Camarades, la situation de la Martinique aujourd’hui impose un discours haut et précis. 

L’heure est grave, car la Martinique est en grande difficulté. Si la Martinique n’était pas dans l’espace républicain démocratique, au vu des pratiques et agissements actuels, elle serait livrée à l’autoritarisme, à l’autocratie.

Plusieurs actes posés quotidiennement illustrent malheureusement cette volonté de mettre à mal la démocratie, la pluralité des points de vue, le droit à la différence.

Nous constatons, de manière répétée, le mépris insupportable et intolérable fait à la démocratie sociale ; les syndicats ne peuvent pas s’exprimer, ne peuvent pas négocier car 

Alfred Marie-Jeanne refuse de les recevoir. La démocratie est bafouée.

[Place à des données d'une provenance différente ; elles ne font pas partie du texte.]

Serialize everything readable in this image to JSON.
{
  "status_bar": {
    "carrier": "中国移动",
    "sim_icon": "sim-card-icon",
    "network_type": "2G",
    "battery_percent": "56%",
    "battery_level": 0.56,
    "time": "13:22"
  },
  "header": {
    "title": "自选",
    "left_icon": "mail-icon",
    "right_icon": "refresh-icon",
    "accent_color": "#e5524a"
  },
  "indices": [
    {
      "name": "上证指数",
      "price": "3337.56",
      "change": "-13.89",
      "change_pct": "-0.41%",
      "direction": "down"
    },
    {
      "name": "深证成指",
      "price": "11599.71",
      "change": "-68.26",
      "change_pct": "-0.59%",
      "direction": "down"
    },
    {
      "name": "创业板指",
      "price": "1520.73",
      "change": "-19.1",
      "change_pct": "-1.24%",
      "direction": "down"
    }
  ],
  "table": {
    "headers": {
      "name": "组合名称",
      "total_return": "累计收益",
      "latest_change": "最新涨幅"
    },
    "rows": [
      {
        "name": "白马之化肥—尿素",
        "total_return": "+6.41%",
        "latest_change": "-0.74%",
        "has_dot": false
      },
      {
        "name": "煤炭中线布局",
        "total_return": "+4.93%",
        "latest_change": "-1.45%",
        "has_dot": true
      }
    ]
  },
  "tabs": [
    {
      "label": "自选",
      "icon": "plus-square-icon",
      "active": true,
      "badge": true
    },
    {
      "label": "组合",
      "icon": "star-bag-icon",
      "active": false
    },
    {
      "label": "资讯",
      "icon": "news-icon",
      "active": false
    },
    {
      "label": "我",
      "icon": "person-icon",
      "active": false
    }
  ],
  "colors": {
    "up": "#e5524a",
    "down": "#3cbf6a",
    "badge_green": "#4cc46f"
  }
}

Les chantiers structurants mis en œuvre sous la mandature d’EPMN sont malmenés. Or, ces chantiers structurants, qui constituent des actes pour plus d’équité entre les Martiniquais et qui doivent permettre aux plus fragiles de mieux s’inscrire dans la société, sont détruits par l’actuelle gouvernance de la CTM. 

La question du transport à travers le TSCP notamment en est l’exemple le plus criant ; la mobilité étant un moyen pour l’expression de la citoyenneté à travers l’accès à l’emploi, à la culture, aux loisirs…

Or, le TSCP ne sera pas opérationnel si une politique d’indemnisation du transport en général n’est pas mise en place. Il faut d’une décision politique claire et déterminée sur le transport en Martinique; il est fondamental de soutenir un transport public. 

Le BTP pour sa part est en perte de vitesse miné par une décroissance continue. L’indicateur « ventes de ciment » est au plus bas depuis 37 ans !

La dépendance de la Martinique à l’énergie fossile est encore forte, soit 80 %. La Martinique a réussi à réduire de 20 % sa dépendance à cette énergie fossile sous la mandature EPMN grâce à la définition d’une politique énergie claire, forte et déterminée qui s’est traduite notamment par l’obtention de l’habitation énergie. 

La récession gagne la Martinique ; l’augmentation du nombre de chômeurs en est le témoin. 

2017 fera apparaître, sans aucun doute, une hausse du chômage au regard des différents bulletins mensuels diffusés par Pôle Emploi. L’INSEE annonce une hausse des demandeurs d’emploi pour 2017. Pourtant les actions initiées par EPMN à partir de 2010 ont contribué à une baisse régulière du taux de demandeurs d’emploi. Les chiffres du chômage sont les suivants pour 2013 : 22,8 %, 2014 : 19, 4 %, 2015 : 19 % et 2016 : 18 %). En réalité, 2017 est l’année vérité en termes d’impact de l’action de la gouvernance de la CTM sur l’emploi.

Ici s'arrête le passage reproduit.